Una storia che racconta la crudeltà di chi non ha rispetto per la vita. Cristina, una donna genovese, agente della polizia locale, custodisce con affetto una casa di famiglia nel piccolo borgo di Torpiana, una frazione di 50 abitanti nel comune di Zignago, nell’alta Val di Vara, in provincia della Spezia. Lì Cristina va con la madre in occasione delle vacanze e anche per i suoi cinque gatti è vacanza perché, al contrario di quello che accade in città, sono liberi di muoversi tra giardini, cortili e vicoli. Tra loro c’è Sofia, una gattina di circa tre anni che ama esplorare il paese, tornando sempre a casa.

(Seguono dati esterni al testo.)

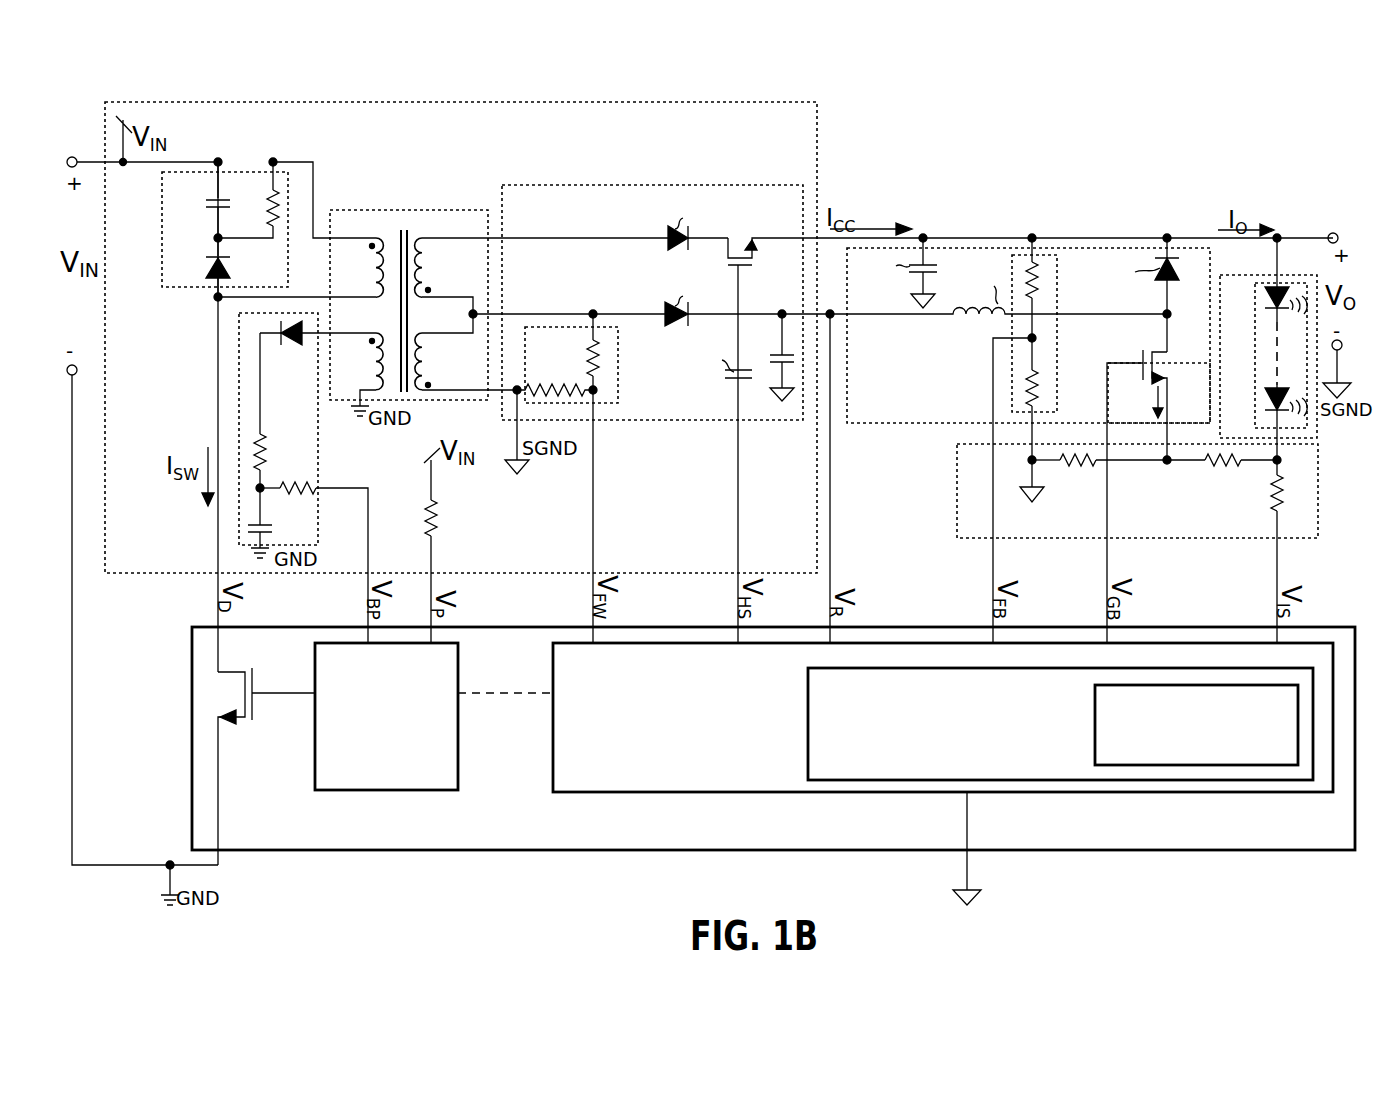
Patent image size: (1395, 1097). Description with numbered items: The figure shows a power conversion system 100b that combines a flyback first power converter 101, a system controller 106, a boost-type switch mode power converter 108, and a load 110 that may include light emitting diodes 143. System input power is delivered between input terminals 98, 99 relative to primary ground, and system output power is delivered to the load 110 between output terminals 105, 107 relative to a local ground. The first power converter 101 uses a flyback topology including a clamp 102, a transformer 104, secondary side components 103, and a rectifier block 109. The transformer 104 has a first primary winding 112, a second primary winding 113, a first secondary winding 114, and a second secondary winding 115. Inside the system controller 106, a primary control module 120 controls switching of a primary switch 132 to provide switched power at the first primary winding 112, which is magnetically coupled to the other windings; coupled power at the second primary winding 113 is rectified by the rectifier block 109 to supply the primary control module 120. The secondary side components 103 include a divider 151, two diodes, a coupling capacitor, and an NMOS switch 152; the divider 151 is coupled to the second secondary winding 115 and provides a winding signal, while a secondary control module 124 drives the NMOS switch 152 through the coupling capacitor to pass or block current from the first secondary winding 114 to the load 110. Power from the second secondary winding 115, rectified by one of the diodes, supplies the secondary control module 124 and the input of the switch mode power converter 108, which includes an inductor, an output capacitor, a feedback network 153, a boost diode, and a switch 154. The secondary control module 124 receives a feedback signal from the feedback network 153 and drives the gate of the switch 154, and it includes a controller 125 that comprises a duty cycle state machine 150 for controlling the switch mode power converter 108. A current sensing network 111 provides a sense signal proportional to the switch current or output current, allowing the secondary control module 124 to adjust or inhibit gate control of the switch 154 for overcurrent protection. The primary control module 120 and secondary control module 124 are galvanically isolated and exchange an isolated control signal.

The input terminal 98 is at (72, 156).
The input terminal 99 is at (76, 374).
The power conversion system 100b is at (1258, 106).
The first power converter 101 is at (462, 102).
The clamp 102 is at (162, 214).
The secondary side components 103 is at (630, 185).
The transformer 104 is at (423, 295).
The output terminal 105 is at (1335, 233).
The system controller 106 is at (192, 660).
The output terminal 107 is at (1343, 347).
The switch mode power converter 108 is at (897, 424).
The rectifier block 109 is at (318, 446).
The load 110 is at (1264, 276).
The current sensing network 111 is at (957, 488).
The first primary winding 112 is at (377, 284).
The second primary winding 113 is at (377, 380).
The first secondary winding 114 is at (428, 262).
The second secondary winding 115 is at (434, 357).
The primary control module 120 is at (346, 790).
The secondary control module 124 is at (746, 792).
The controller 125 is at (808, 692).
The primary switch 132 is at (240, 722).
The light emitting diodes 143 is at (1256, 326).
The duty cycle state machine 150 is at (1095, 718).
The divider 151 is at (618, 377).
The NMOS switch 152 is at (732, 243).
The feedback network 153 is at (1057, 335).
The switch 154 is at (1160, 359).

La scorsa settimana, tra mercoledì 27 e giovedì 28 agosto, Sofia non è più rientrata. Cristina e sua madre hanno sperato che fosse solo una delle sue solite avventure, ma il timore che fosse accaduto qualcosa di grave aleggiava. Domenica 31 agosto, alle 17, la micia è tornata, ma piuttosto malconcia.
“Appena l’ho vista ho capito che stava male – racconta Cristina –. Aveva le pupille dilatate, provava dolore se le toccavo la testa, ed era terrorizzata. Ho chiamato subito la clinica veterinaria Ca’ Zampa di Brugnato: la dottoressa Veronica Gori mi ha assistito telefonicamente fino a tarda sera, pensando a un trauma cranico e consigliandomi di darle cortisone”.
La verità, purtroppo, è emersa solo la mattina dopo, durante la visita. “Sofia era stata impallinata. Ha più di cento pallini nel corpo, perfino negli occhi – racconta Cristina -. Non sappiamo ancora se riuscirà più a vedere. I pallini sono piccoli, di quelli usati dai cacciatori contro gli uccelli. È stata colpita per uccidere”.
Cristina ha già preso appuntamento con i carabinieri di Sesta Godano per presentare querela. Ha con sé le lastre che mostrano i pallini, alcuni raccolti dal veterinario, e la relazione clinica. “Non voglio solo denunciare alle forze dell’ordine, voglio anche che la gente sappia cosa è successo – afferma –. Perché questo gesto è un crimine, un atto di violenza assurdo verso un animale indifeso”.
Sofia ora lotta tra le cure e l’affetto della sua famiglia. La speranza è che possa riprendersi, ma la ferita che lascia questa vicenda è profonda: quella di una comunità che deve fare i conti con un atto di crudele ingiustizia.